Youthful sirens on the minibuses


Stabroek News
July 5, 2001



Dear Editor,

Men should indeed know better, as Dr Garrett posited in his letter [ please note: link provided by LOSP web site ], SN 29/6/2001. So should young girls and women.

Fortunately, since the inception of the bus operative/girl rider plague which has overtaken us, no infants, toddlers or small children have been seduced or ravaged. The real monsters who favour such fare attack them in their homes, schools and other places of presumed safety and gentility.

Which means that the young ladies who end up in the toils of the bussing personnel are persons of at least early teenage years. Capable of being allowed to negotiate geographical distances on their own, without accompaniment.

In other words, persons who are capable of being aware of happenings in the wider society, particularly of information which is freely, loudly and continuously disseminated. Persons who should be capable of exercising some level of judgement. Or at the very least, obedience.

It was never intended, in the previous item of correspondence relating to this subject, to make an argument in favour of the bus operative's acquiesence to the blandishments of youthful sirens.

What was intended was a statement of the fact that young women are not necessarily just passive inductees into these deadly escapades. And that they, for the greater part, are not wholly unaware of the dangers which inhere in the type of relationships that undue familiarity can bring.

In brief, except in those instances, which are very few to be sure, where young women are kidnapped, these encounters are not the result of abused innocence on the part of any of the players.
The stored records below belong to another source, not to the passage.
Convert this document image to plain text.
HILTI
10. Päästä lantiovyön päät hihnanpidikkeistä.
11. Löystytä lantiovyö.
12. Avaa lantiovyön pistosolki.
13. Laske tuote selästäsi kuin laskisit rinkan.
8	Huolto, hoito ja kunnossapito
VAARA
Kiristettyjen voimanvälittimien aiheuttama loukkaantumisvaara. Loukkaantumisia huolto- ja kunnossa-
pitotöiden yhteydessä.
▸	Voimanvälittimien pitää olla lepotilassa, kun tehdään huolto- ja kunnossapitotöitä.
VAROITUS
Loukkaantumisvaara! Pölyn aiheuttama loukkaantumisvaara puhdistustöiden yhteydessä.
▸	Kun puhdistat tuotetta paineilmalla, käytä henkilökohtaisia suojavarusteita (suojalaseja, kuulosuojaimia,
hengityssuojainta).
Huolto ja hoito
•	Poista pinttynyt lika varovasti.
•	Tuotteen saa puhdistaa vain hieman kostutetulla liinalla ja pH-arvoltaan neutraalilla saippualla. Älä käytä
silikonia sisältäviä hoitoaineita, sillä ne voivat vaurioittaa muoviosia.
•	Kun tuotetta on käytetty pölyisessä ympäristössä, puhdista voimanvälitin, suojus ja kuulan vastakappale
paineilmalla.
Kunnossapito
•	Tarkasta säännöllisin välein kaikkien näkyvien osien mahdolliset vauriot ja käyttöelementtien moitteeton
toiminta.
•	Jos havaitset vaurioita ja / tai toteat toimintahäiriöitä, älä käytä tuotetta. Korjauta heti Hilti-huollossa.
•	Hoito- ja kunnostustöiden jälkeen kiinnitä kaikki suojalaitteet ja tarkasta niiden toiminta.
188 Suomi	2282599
Like their offspring, most of the parents whose children use minibuses as their principal means of transportation, know of the culture which holds sway. Yet, most of them are content to confine their activism in resistance to this phenomenon to the issuance of a few oblique warnings, in some cases followed by picturesque threats. They make no effort to monitor their children's activities, their relationships or even the regularity or otherwise of their attendance at school.

Some have even been known to actively encourage their daughters to enter relationships with bus operators, viewing it as the possible source of daily cash and free travel along the route.

The ideal is indeed predicated upon the expectation that all should resist (avoid, overcome?) temptation and that none should sin.

Sadly, after considering events as they occurred in the garden, we now know that it is more likely than not, that temptation is one lure anyone can be a sucker to. Hence the law.